‘M3GAN’ movie review: A creepy, gory, and delightfully funny feature

While posing deeply philosophical questions about what it is to be human and the way technology is running our lives, ‘M3GAN’ is also delightfully funny, dispensing giggles and gore in equal measure

Updated - January 16, 2023 04:21 pm IST

Published - January 16, 2023 04:17 pm IST

A still from ‘M3GAN’

A still from ‘M3GAN’ | Photo Credit: Universal Pictures

Apart from giving that other killer doll, Annabelle, her own franchise, The Conjuring and Saw director James Wan has also co-written and co-produced this science-fiction-horror hybrid, M3GAN, which features a robot doll that becomes self-aware and does all sorts of nasty things.

M3GAN (English)
Director: Gerard Johnstone
Cast: Allison Williams, Jenna Davis, Violet McGraw
Runtime: 102 minutes
Storyline: A robot doll begins by helping a grieving girl before turning sinister

Directed by Gerard Johnstone, M3GAN tells of a young girl, Cady (Violet McGraw), who loses her parents in a car accident and goes to stay with her workaholic aunt, Gemma (Allison Williams). If you are thinking M3GAN will play out like another of those movies where out of the mouth of babes comes sage advice for the distracted adult, you might be half right.

Gemma is a roboticist working for a toy company in Seattle. She develops a virtual pet which is all the rage and flying off the shelves. The problem with success, however, is cheap rip-offs, which is what Gemma’s boss, David (Ronny Chieng), cribs about.

Gemma shows David what she is currently working on — Model 3 Generative Android (M3GAN), a scarily lifelike doll that is loaded with an evolving learning curve. M3GAN malfunctions (can you hear claxons?) and David shuts down the project.

With a grieving Cady at home and David sitting on her head to come up with a new product, Gemma fast-tracks M3GAN. The doll, at first, seems like an answer to all Gemma’s problems as Cady bonds with her and David is convinced of the project’s success after seeing the android interact with Cady.

However, there are things M3GAN does that cause disquiet. When neighbour Celia’s (Lori Dungey) dog attacks Cady, the dog disappears. When Celia confronts Gemma about the disappearance, she vanishes too.

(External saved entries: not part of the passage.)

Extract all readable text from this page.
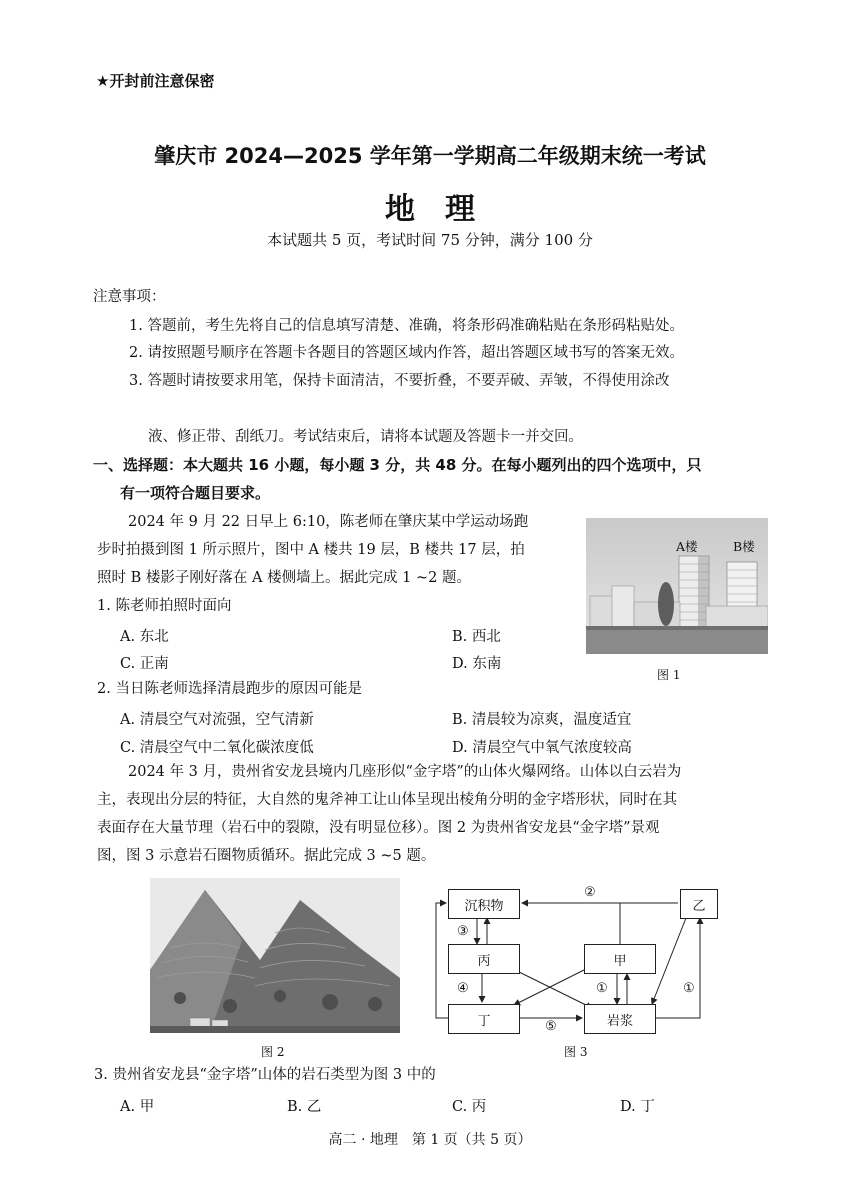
★开封前注意保密
肇庆市 2024—2025 学年第一学期高二年级期末统一考试
地　理
本试题共 5 页，考试时间 75 分钟，满分 100 分
注意事项：
1. 答题前，考生先将自己的信息填写清楚、准确，将条形码准确粘贴在条形码粘贴处。
2. 请按照题号顺序在答题卡各题目的答题区域内作答，超出答题区域书写的答案无效。
3. 答题时请按要求用笔，保持卡面清洁，不要折叠，不要弄破、弄皱，不得使用涂改
液、修正带、刮纸刀。考试结束后，请将本试题及答题卡一并交回。
一、选择题：本大题共 16 小题，每小题 3 分，共 48 分。在每小题列出的四个选项中，只
有一项符合题目要求。
2024 年 9 月 22 日早上 6:10，陈老师在肇庆某中学运动场跑
步时拍摄到图 1 所示照片，图中 A 楼共 19 层，B 楼共 17 层，拍
照时 B 楼影子刚好落在 A 楼侧墙上。据此完成 1 ~2 题。
A楼	B楼
图 1
1. 陈老师拍照时面向
A. 东北	B. 西北
C. 正南	D. 东南
2. 当日陈老师选择清晨跑步的原因可能是
A. 清晨空气对流强，空气清新	B. 清晨较为凉爽，温度适宜
C. 清晨空气中二氧化碳浓度低	D. 清晨空气中氧气浓度较高
2024 年 3 月，贵州省安龙县境内几座形似“金字塔”的山体火爆网络。山体以白云岩为
主，表现出分层的特征，大自然的鬼斧神工让山体呈现出棱角分明的金字塔形状，同时在其
表面存在大量节理（岩石中的裂隙，没有明显位移）。图 2 为贵州省安龙县“金字塔”景观
图，图 3 示意岩石圈物质循环。据此完成 3 ~5 题。
图 2
沉积物	乙
丙	甲
丁	岩浆
②
③
④	①	①
⑤
图 3
3. 贵州省安龙县“金字塔”山体的岩石类型为图 3 中的
A. 甲	B. 乙	C. 丙	D. 丁
高二 · 地理　第 1 页（共 5 页）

When a bully meets with an accident, Gemma is even more concerned about M3GAN’s independent thought processes.

Cady’s therapist Lydia (Amy Usherwood) feels her (Cady’s) attachment to the robot is unhealthy, while Gemma’s colleagues Tess (Jen Van Epps) and Cole (Brian Jordan Alvarez) feel that M3GAN’s programming to be a child’s primary caretaker is skewed.

Everything comes to a head at the big launch party with samurai swords, bodies in the elevator, and a climactic battle between a giant, motion capture robot (that Gemma built as a student) and the newer, sleeker M3GAN, whose coldly analytical thought processes, though theoretically correct, unleashes bloody mayhem.

While posing deeply philosophical questions about what it is to be human, independent thought, caregiving, threat response, death, and the way technology is running our lives, M3GAN is also delightfully funny, dispensing giggles and gore in equal measure.

Amie Donald makes for a creepy M3GAN with Jenna Davis giving the voice. The low body count is probably due to the cuts to make the PG-13 rating, but there is the promise of the original cut. There also might be a sequel with a crossover to that other murderous plaything, Chucky.

And in case you are wondering, like me, why M3GAN runs on all fours like a demented spider, it is because robot scientists are yet to crack bipedal movement. And you thought all the brains in horror movies were splattered across walls... tsk tsk.